L’esercito pakistano ha condotto giovedì un’esercitazione militare su larga scala con l’impiego di aerei da combattimento e artiglieria. L’ «operazione di addestramento sul campo ad alta intensità», nome in codice Hammer Strike, è stata guidata dal corpo d’élite Mangla Strike Corps, ha dichiarato l’esercito pakistano. Il Capo di Stato Maggiore dell’Esercito, Generale Asim Munir, ha visitato i poligoni di tiro di Tilla Field a Jhelum per supervisionare l’esercitazione. Ha ribadito la «ferma determinazione» dell’esercito a difendere la sovranità nazionale in caso di attacco indiano. «Non ci siano ambiguità: qualsiasi disavventura militare dell’India verrà affrontata con una risposta rapida, risoluta e di prim’ordine. Mentre il Pakistan rimane impegnato per la pace regionale, la nostra preparazione e determinazione a salvaguardare gli interessi nazionali sono assolute», ha affermato, secondo il comunicato stampa ufficiale.

 

Il 1° maggio, l’esercito indiano continua a reagire alle truppe pakistane, che hanno sparato senza motivo lungo la Linea di Controllo (LOC) in Kashmir per il settimo giorno consecutivo, secondo quanto riportato dall’agenzia di stampa ANI. Nel tentativo di affrontare il problema dei continui scontri a fuoco transfrontalieri, i Direttori Generali delle Operazioni Militari (DGMO) di India e Pakistan hanno tenuto un colloquio mercoledì, secondo quanto riportato dai media. Secondo News18, il DGMO indiano ha fortemente messo in guardia la sua controparte pakistana in merito alle presunte violazioni del cessate il fuoco da parte delle forze pakistane lungo la LOC e il confine internazionale.

 

Come riportato da Renovatio 21, il 29 aprile, il ministro dell’Informazione di Islamabad, Attaullah Tarar, ha avvertito che «il Pakistan dispone di informazioni attendibili secondo cui l’India intende lanciare un attacco militare entro le prossime 24-36 ore, usando l’incidente di Pahalgam come falso pretesto». «Qualsiasi atto di aggressione incontrerà una risposta decisa.
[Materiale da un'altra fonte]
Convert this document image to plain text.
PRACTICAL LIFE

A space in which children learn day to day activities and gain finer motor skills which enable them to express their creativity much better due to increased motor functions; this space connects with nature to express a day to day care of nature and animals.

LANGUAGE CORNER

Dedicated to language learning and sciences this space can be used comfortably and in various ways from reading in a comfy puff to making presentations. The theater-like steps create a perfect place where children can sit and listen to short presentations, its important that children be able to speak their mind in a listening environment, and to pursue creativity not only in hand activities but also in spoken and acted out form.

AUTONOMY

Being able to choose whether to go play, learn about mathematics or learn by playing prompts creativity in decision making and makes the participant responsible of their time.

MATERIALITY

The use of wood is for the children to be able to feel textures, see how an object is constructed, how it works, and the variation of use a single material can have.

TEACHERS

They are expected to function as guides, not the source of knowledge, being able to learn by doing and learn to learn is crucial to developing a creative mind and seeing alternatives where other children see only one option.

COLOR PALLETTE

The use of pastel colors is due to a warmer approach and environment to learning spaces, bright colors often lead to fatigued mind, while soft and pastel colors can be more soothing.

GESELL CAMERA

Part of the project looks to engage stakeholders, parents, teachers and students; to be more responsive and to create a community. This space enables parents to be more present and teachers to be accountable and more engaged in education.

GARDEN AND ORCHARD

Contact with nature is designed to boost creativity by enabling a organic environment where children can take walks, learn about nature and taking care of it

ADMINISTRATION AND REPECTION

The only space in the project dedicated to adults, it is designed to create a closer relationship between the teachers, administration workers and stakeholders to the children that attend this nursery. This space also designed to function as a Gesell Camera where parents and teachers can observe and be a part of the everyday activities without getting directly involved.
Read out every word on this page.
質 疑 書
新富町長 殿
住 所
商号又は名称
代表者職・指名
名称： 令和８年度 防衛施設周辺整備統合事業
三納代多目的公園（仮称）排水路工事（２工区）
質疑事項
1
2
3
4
L’India sarà pienamente responsabile di qualsiasi grave conseguenza nella regione», ha aggiunto il Tarar. La sua dichiarazione è arrivata dopo che il premier indiano Narendra Modi ha concesso alle forze armate del suo Paese «piena libertà operativa» per determinare modalità, obiettivi e tempi di risposta al recente attacco terroristico.

 

Il 29 aprile, l’India ha avviato estese operazioni antiterrorismo in diverse località del territorio dell’Unione di Jammu e Kashmir, secondo quanto riportato dai media locali. Quattro operazioni antiterrorismo sono attualmente in corso nella regione nell’ambito di una stretta repressione della sicurezza, secondo quanto riportato da funzionari citati dall’agenzia di stampa ANI. La sicurezza è stata rafforzata in aree come Pulwama (scena di un grave attacco terroristico nel 2019), dove sono in corso perquisizioni e rastrellamenti in aree boschive e rurali. Nell’ambito delle misure di sicurezza, 48 degli 87 parchi e giardini pubblici in aree vulnerabili sono stati chiusi nel tentativo di garantire la sicurezza e prevenire potenziali minacce.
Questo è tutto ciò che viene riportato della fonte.